A ANP poderia ter aproveitado a oportunidade para acabar com o conluio das distribuidoras de combustível. Preferiu manter a farra das empresas que ditam as regras do mercado
Vencida a greve dos caminhoneiros, tudo voltou ao normal. O abastecimento de combustíveis foi restabelecido, mas há algo, porém, que não deverá retornar ao estágio anterior ao movimento: o preço nas bombas dos postos. Isso porque tudo retornou ao estado de antes: a lentidão da Agência Nacional do Petróleo (ANP) em combater o cartel das distribuidoras que dominam o mercado. Tão logo a greve se encerrou, a agência recuou e revogou a medida excepcional que suspendia a vinculação de marca para vendas de distribuidoras do produto líquido.
O mercado dos combustíveis distribuídos nos 40 mil postos brasileiros
é dominado por três grandes empresas: Raizen/Shell, Ipiranga e BR
Distribuidora, que detêm 70% do comércio de derivados de petróleo = [sob a forma de associação (disfarce para cartel) denominada Plural - e mais uma vez o MP silencia sobre o assunto; aliás, envolveu caminhoneiro, locaute de transportadoras e associação de revendedoras o MP opta pelo silêncio.]

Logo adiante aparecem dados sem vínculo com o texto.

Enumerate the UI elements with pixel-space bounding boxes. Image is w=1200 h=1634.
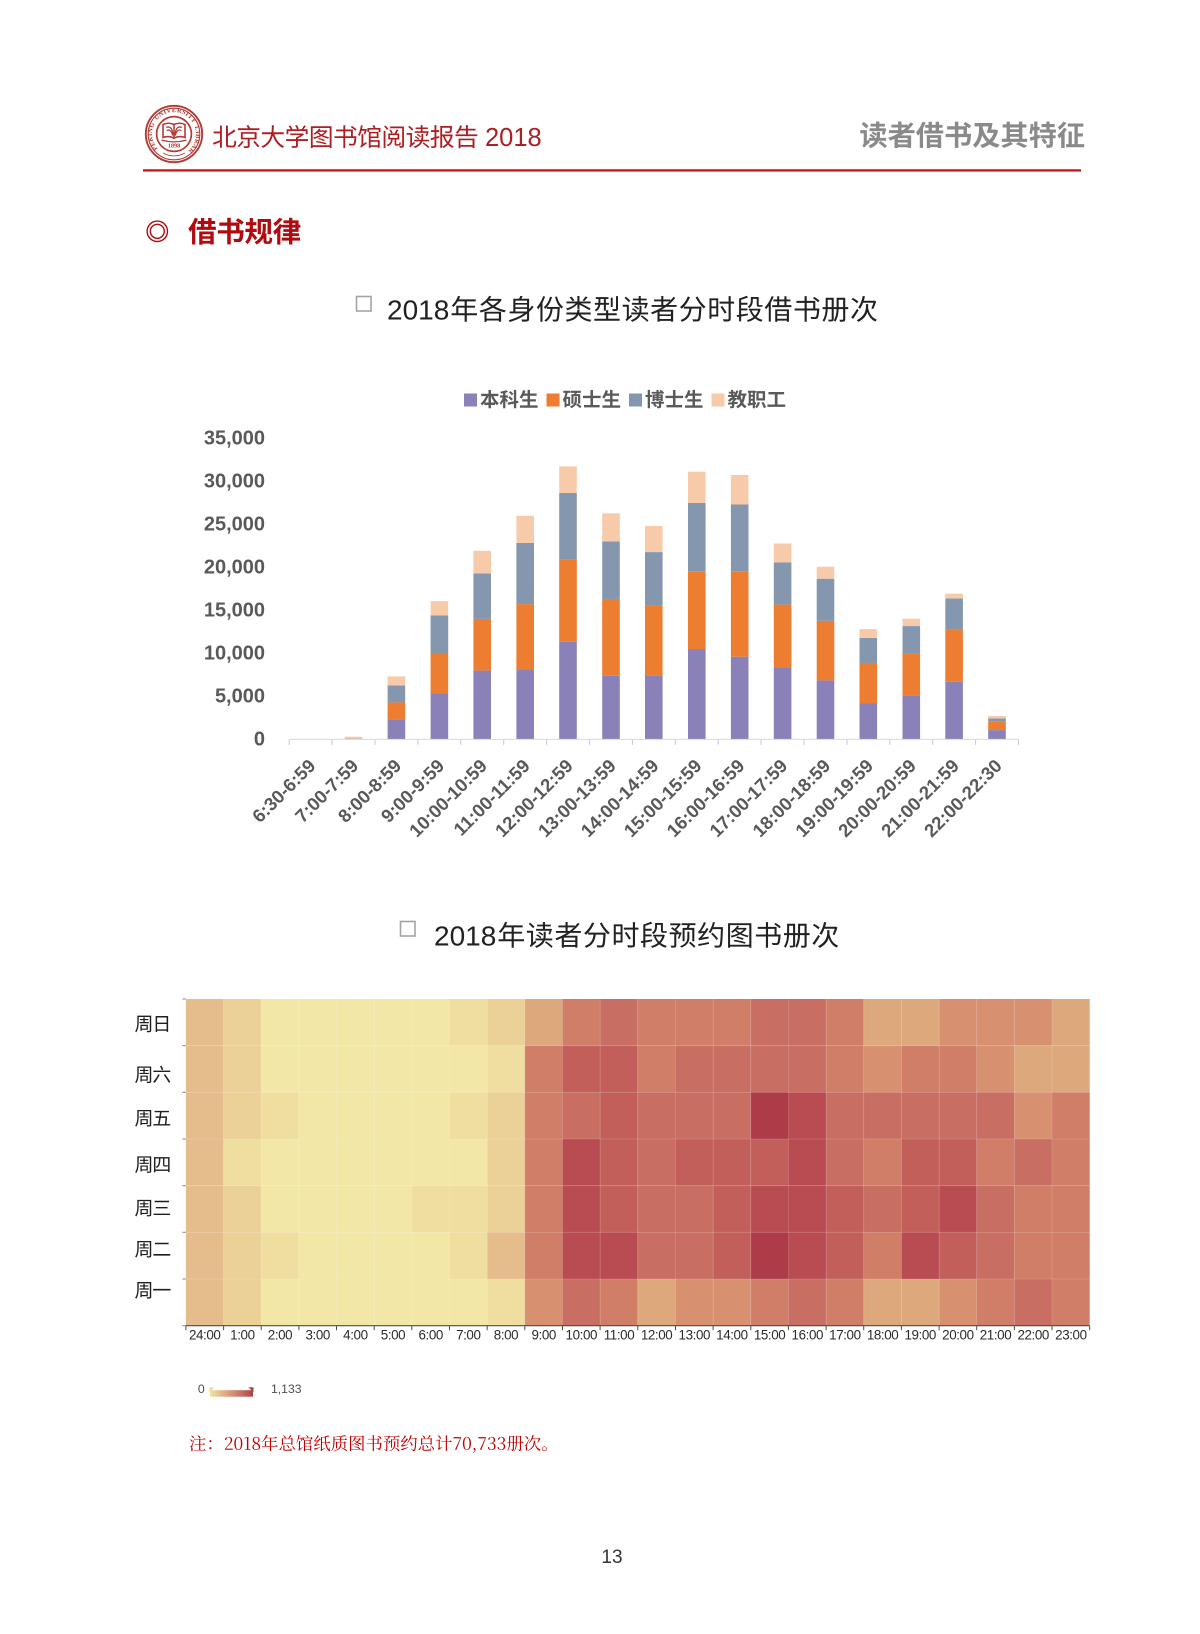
svg-text:3:00: 3:00	[305, 1328, 329, 1343]
svg-text:2:00: 2:00	[268, 1328, 292, 1343]
svg-text:18:00: 18:00	[867, 1328, 899, 1343]
svg-text:9:00: 9:00	[531, 1328, 555, 1343]
svg-text:16:00: 16:00	[792, 1328, 824, 1343]
svg-text:5:00: 5:00	[381, 1328, 405, 1343]
svg-text:2018: 2018	[387, 295, 449, 326]
svg-text:1:00: 1:00	[230, 1328, 254, 1343]
svg-text:20:00: 20:00	[942, 1328, 974, 1343]
svg-text:19:00: 19:00	[904, 1328, 936, 1343]
svg-text:4:00: 4:00	[343, 1328, 367, 1343]
svg-text:17:00: 17:00	[829, 1328, 861, 1343]
svg-text:12:00: 12:00	[641, 1328, 673, 1343]
svg-text:0: 0	[254, 728, 265, 750]
svg-text:25,000: 25,000	[204, 513, 265, 535]
svg-text:6:00: 6:00	[418, 1328, 442, 1343]
svg-text:2018: 2018	[434, 921, 496, 952]
svg-text:24:00: 24:00	[189, 1328, 221, 1343]
svg-text:30,000: 30,000	[204, 470, 265, 492]
svg-text:13:00: 13:00	[679, 1328, 711, 1343]
svg-text:5,000: 5,000	[215, 685, 265, 707]
svg-text:7:00: 7:00	[456, 1328, 480, 1343]
svg-text:21:00: 21:00	[980, 1328, 1012, 1343]
svg-text:2018: 2018	[485, 124, 542, 152]
svg-text:22:00: 22:00	[1017, 1328, 1049, 1343]
svg-text:15,000: 15,000	[204, 599, 265, 621]
svg-text:20,000: 20,000	[204, 556, 265, 578]
svg-text:8:00: 8:00	[494, 1328, 518, 1343]
svg-text:13: 13	[601, 1547, 622, 1568]
svg-text:35,000: 35,000	[204, 427, 265, 449]
svg-text:11:00: 11:00	[604, 1328, 635, 1343]
svg-text:0: 0	[198, 1382, 205, 1396]
svg-text:14:00: 14:00	[716, 1328, 748, 1343]
svg-text:1898: 1898	[168, 142, 181, 149]
svg-text:23:00: 23:00	[1055, 1328, 1087, 1343]
svg-text:15:00: 15:00	[754, 1328, 786, 1343]
svg-text:10,000: 10,000	[204, 642, 265, 664]
svg-text:1,133: 1,133	[271, 1382, 302, 1396]
svg-text:10:00: 10:00	[566, 1328, 598, 1343]
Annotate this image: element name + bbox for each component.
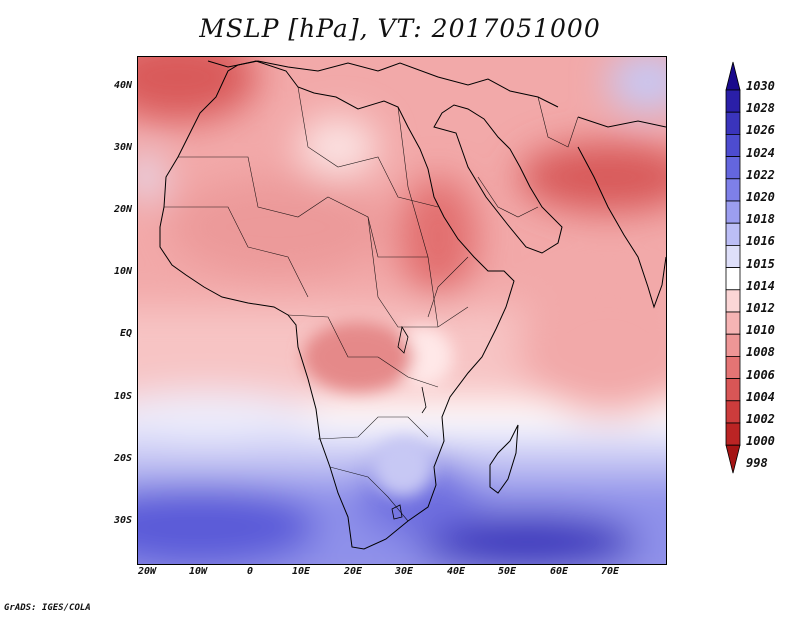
colorbar-segment — [725, 289, 741, 313]
lat-label-eq: EQ — [119, 328, 132, 339]
colorbar-label: 1008 — [746, 345, 775, 360]
lat-label-30s: 30S — [113, 515, 132, 526]
colorbar-label: 1000 — [746, 434, 775, 449]
coastlines — [159, 60, 666, 550]
colorbar-label: 1026 — [746, 123, 775, 138]
colorbar-segment — [725, 400, 741, 424]
colorbar-label: 1010 — [746, 323, 775, 338]
colorbar-label: 1016 — [746, 234, 775, 249]
colorbar-arrow-top — [725, 61, 741, 91]
colorbar-label: 1012 — [746, 301, 775, 315]
colorbar-arrow-bottom — [725, 444, 741, 474]
lon-label-10w: 10W — [188, 566, 208, 577]
colorbar-segment — [725, 111, 741, 135]
pressure-map — [138, 57, 666, 564]
lat-label-10n: 10N — [113, 266, 132, 277]
country-borders — [164, 86, 579, 522]
lon-label-20e: 20E — [343, 566, 363, 577]
colorbar-label: 1024 — [746, 145, 775, 160]
colorbar-segment — [725, 311, 741, 335]
lon-label-40e: 40E — [446, 566, 466, 577]
colorbar-segment — [725, 333, 741, 357]
lon-label-20w: 20W — [137, 566, 157, 577]
colorbar-label: 998 — [746, 456, 768, 471]
colorbar-label: 1002 — [746, 412, 775, 426]
colorbar-label: 1014 — [746, 278, 775, 293]
map-panel[interactable] — [137, 56, 667, 565]
colorbar-segment — [725, 267, 741, 291]
lon-label-50e: 50E — [497, 566, 517, 577]
colorbar-segment — [725, 222, 741, 246]
lat-label-30n: 30N — [113, 142, 132, 153]
map-title: MSLP [hPa], VT: 2017051000 — [199, 14, 601, 43]
colorbar-label: 1006 — [746, 367, 775, 382]
colorbar-segment — [725, 133, 741, 157]
lon-label-10e: 10E — [291, 566, 311, 577]
colorbar-label: 1015 — [746, 256, 775, 271]
colorbar-segment — [725, 178, 741, 202]
colorbar-label: 1004 — [746, 389, 775, 404]
colorbar-segment — [725, 200, 741, 224]
colorbar-segment — [725, 156, 741, 180]
colorbar-label: 1020 — [746, 190, 775, 204]
lakes — [391, 325, 427, 520]
colorbar-segment — [725, 244, 741, 268]
lat-label-20n: 20N — [113, 204, 132, 215]
lon-label-30e: 30E — [394, 566, 414, 577]
colorbar-segment — [725, 355, 741, 379]
footer-credit: GrADS: IGES/COLA — [4, 603, 91, 613]
lat-label-40n: 40N — [113, 80, 132, 91]
colorbar-label: 1030 — [746, 79, 775, 93]
colorbar-segment — [725, 422, 741, 446]
colorbar-label: 1018 — [746, 212, 775, 227]
lon-label-60e: 60E — [549, 566, 569, 577]
colorbar-segment — [725, 378, 741, 402]
lat-label-20s: 20S — [113, 453, 132, 464]
lon-label-0: 0 — [246, 566, 254, 577]
lat-label-10s: 10S — [113, 391, 132, 402]
colorbar-segment — [725, 89, 741, 113]
colorbar-label: 1022 — [746, 167, 775, 182]
colorbar-label: 1028 — [746, 101, 775, 116]
lon-label-70e: 70E — [600, 566, 620, 577]
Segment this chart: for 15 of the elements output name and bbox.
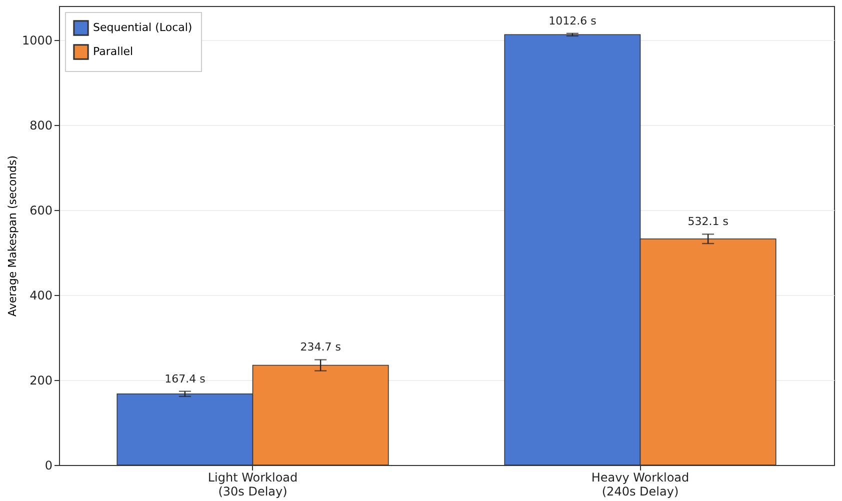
x-tick-label: Heavy Workload (240s Delay) [591,470,690,498]
y-tick-label: 1000 [22,34,52,48]
y-axis-title: Average Makespan (seconds) [6,155,19,317]
data-label: 532.1 s [688,215,729,228]
data-label: 167.4 s [164,372,206,386]
y-tick-label: 0 [44,458,52,472]
y-tick-label: 600 [30,204,52,218]
data-label: 234.7 s [300,340,342,354]
legend-label: Parallel [93,45,134,58]
x-tick-label: Light Workload (30s Delay) [208,470,298,498]
y-tick-label: 400 [30,288,52,302]
legend-label: Sequential (Local) [93,21,192,34]
y-tick-label: 800 [30,118,52,132]
y-tick-label: 200 [30,374,52,388]
data-label: 1012.6 s [548,14,597,28]
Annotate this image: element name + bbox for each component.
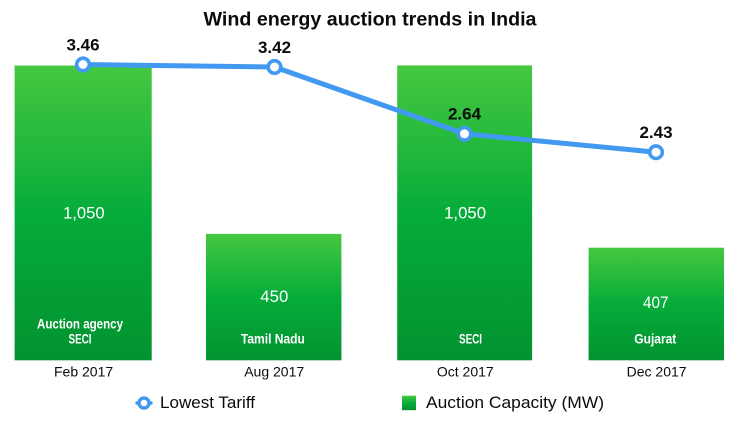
- svg-text:2.64: 2.64: [448, 105, 482, 124]
- svg-text:407: 407: [643, 293, 669, 312]
- svg-text:Auction Capacity (MW): Auction Capacity (MW): [426, 393, 604, 412]
- svg-text:Gujarat: Gujarat: [634, 332, 676, 347]
- svg-text:Tamil Nadu: Tamil Nadu: [241, 331, 305, 346]
- svg-text:450: 450: [260, 287, 288, 306]
- svg-text:1,050: 1,050: [63, 203, 105, 222]
- svg-text:Auction agency: Auction agency: [37, 317, 123, 332]
- svg-text:SECI: SECI: [459, 331, 482, 346]
- svg-text:3.42: 3.42: [258, 38, 291, 57]
- svg-text:Oct 2017: Oct 2017: [437, 364, 494, 380]
- svg-text:3.46: 3.46: [66, 35, 99, 54]
- svg-text:Wind energy auction trends in: Wind energy auction trends in India: [204, 9, 537, 30]
- svg-text:1,050: 1,050: [444, 203, 486, 222]
- svg-text:SECI: SECI: [69, 331, 92, 346]
- svg-text:Feb 2017: Feb 2017: [54, 364, 113, 380]
- svg-text:2.43: 2.43: [639, 123, 672, 142]
- svg-text:Dec 2017: Dec 2017: [627, 364, 687, 380]
- svg-text:Aug 2017: Aug 2017: [244, 364, 304, 380]
- svg-text:Lowest Tariff: Lowest Tariff: [160, 393, 255, 412]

Ou seja, tudo ficou como antes. O posto que tiver as cores da Raízen/Shell, Ipiranga ou BR Distribuidora fica impedido de comprar combustível em uma bandeira branca. Mesmo que o preço do litro seja mais baixo que o fixado pelas três gigantes do setor. Agindo assim, a ANP perde a oportunidade de livrar os empresários de postos das amarras impostas por essas empresas, que já duram uma década. Em 2008, a ANP sucumbiu ao lobby pesado do Sindicato Nacional das Empresas de Combustíveis e Lubrificantes (Sindicom). Na ocasião, o presidente da agência era Haroldo Borges Rodrigues Lima, nomeado pelo então presidente Lula.
Consumidor paga mais
Naquele ano, a ANP modificou uma resolução do Ministério de Minas e Energia que garantia aos postos escolher de qual distribuidora comprar combustível. Bastava apenas informar a origem na bomba. O resultado era imediato: ao comprar mais barato, a economia era repassada ao consumidor. Com a edição da nova regra, ficou vedada essa prática. Ou seja, o posto tinha de comprar combustível somente com a marca da distribuidora que estampava na fachada. Detentoras de 70% dos postos no País, a Raízen/Shell, Ipiranga ou BR Distribuidora passaram a ditar as regras – e os preços do litro dos combustíveis. O resultado foi imediato. Em dez anos, o faturamento dessas empresas saltou de R$ 78 bilhões (2007) para R$ 219 bilhões (2017).
Com a deflagração da greve, a ANP suspendeu a modificação na resolução do Ministério de Minas e Energia. Numa iniciativa de bom senso, a agência suspendeu essa vinculação entre postos e distribuidoras. A medida temporária suavizou as conseqüências do movimento grevista. Mas, como diz o ditado popular, o que é bom dura pouco: na terça-feira 5, a ANP cassou seu próprio ato, perdendo, assim, a oportunidade de fazer história.
Tudo como antes A agência controladora da política de preços dos combustíveis retrocedeu à norma anterior:
O mercado dos combustíveis distribuídos nos 40 mil postos brasileiros é dominado por três grandes empresas: Raizen/Shell, Ipiranga e BR Distribuidora, que detêm 70% do comércio de derivados de petróleo
Em 2008, diante de lobby das três companhias, a ANP, então dirigida por Haroldo Borges, determinou que os postos estavam impedidos de comprar combustíveis de uma distribuidora de bandeira branca, mesmo que os preços fossem mais baixos.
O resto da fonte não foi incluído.